Svobodová started her social-specific theatre journey in the early 2000s, when she spent time with people from many countries—including Chechnya, Angola, Burma, Armenia, Georgia, Belarus, and China—awaiting asylum at a refugee camp in the forests of northern Bohemia.
As she writes in Social-Specific Theatre in Practice, “the aim was to create a theatrical form in which the artists and asylum seekers in the camp would be on an equal level in the creative process. The audience who came to the camp to see the final production could not distinguish artists from refugees on the stage. They all shared a common theme through personal stories.
“During the creation, all residents of the camp became our collaborators.”
As with Eight Short Compositions on the Lives of Ukrainians for a Western Audience, one of Svobodová’s intentions for her refugee-camp work was to find common ground between people whose experiences might seem radically different on paper.
“We all are human beings,” she tells Stir. “We all have the same desires, basically. We all are looking for love, we are looking for a happy life.
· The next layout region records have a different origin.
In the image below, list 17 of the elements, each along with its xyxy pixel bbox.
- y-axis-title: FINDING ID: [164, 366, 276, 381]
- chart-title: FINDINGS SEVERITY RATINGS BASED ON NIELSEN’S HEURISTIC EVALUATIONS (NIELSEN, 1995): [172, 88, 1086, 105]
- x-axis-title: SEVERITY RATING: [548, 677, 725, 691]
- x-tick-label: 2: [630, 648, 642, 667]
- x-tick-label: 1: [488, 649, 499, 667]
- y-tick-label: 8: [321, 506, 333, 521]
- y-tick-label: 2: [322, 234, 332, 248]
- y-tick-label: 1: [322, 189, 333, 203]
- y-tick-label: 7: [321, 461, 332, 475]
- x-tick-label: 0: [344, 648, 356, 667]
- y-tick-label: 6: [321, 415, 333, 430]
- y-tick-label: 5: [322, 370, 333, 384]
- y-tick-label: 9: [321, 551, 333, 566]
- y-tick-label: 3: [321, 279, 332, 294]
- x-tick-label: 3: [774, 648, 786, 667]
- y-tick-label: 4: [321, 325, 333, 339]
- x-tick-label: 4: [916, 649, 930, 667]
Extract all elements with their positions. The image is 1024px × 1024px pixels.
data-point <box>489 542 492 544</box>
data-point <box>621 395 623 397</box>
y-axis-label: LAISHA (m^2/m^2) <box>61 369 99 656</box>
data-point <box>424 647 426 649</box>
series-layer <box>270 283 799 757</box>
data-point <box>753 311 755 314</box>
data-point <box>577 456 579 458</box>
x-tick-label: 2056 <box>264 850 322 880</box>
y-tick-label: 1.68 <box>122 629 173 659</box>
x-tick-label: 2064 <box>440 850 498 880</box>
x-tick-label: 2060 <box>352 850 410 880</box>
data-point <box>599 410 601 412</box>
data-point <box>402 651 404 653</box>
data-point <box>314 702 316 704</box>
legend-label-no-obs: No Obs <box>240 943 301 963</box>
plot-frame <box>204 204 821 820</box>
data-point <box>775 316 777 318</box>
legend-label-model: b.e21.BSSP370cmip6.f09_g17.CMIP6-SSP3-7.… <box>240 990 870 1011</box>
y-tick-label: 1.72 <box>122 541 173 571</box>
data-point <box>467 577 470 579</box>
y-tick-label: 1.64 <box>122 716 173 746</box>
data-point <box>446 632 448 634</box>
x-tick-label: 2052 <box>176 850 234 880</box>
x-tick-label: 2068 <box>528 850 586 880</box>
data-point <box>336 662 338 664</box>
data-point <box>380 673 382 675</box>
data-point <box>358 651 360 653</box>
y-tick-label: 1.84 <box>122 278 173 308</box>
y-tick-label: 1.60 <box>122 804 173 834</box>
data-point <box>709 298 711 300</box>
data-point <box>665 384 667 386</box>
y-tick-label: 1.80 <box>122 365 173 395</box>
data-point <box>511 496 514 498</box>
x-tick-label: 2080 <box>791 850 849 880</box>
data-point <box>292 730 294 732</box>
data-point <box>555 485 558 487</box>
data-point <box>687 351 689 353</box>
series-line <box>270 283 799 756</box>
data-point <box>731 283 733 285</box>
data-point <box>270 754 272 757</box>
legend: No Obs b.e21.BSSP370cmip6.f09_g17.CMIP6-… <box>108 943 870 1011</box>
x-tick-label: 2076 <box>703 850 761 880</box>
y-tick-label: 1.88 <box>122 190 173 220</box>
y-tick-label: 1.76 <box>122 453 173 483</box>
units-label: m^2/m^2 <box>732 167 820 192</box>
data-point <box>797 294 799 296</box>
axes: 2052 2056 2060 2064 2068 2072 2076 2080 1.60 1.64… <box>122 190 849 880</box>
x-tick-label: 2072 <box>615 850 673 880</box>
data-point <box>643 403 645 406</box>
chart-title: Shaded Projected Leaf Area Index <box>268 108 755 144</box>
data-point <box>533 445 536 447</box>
The loss of home is painful for anybody. It can happen to any of us.”
Svobodová’s theatrical practice is about breaking down the walls that separate audience from subject, putting the viewer directly into the shoes of, say, a mother of three from Angola who has found herself in a refugee camp far away from her husband.
“Basically, the topic for the refugee-camp work was always ‘How do we feel when, for instance, we lose someone?’” Svobodová says. “Loss can be under different circumstances, not only because of war. Maybe you lose someone because you have to move away or you emigrate or whatever. And I believed that when we feel this is our story—we are not coming from war, we are in a comfortable life here in the Czech Republic—it can resonate with the audience. We discovered by doing it, that this is absolutely true. But once we started speaking about big politics, it didn’t work at all.”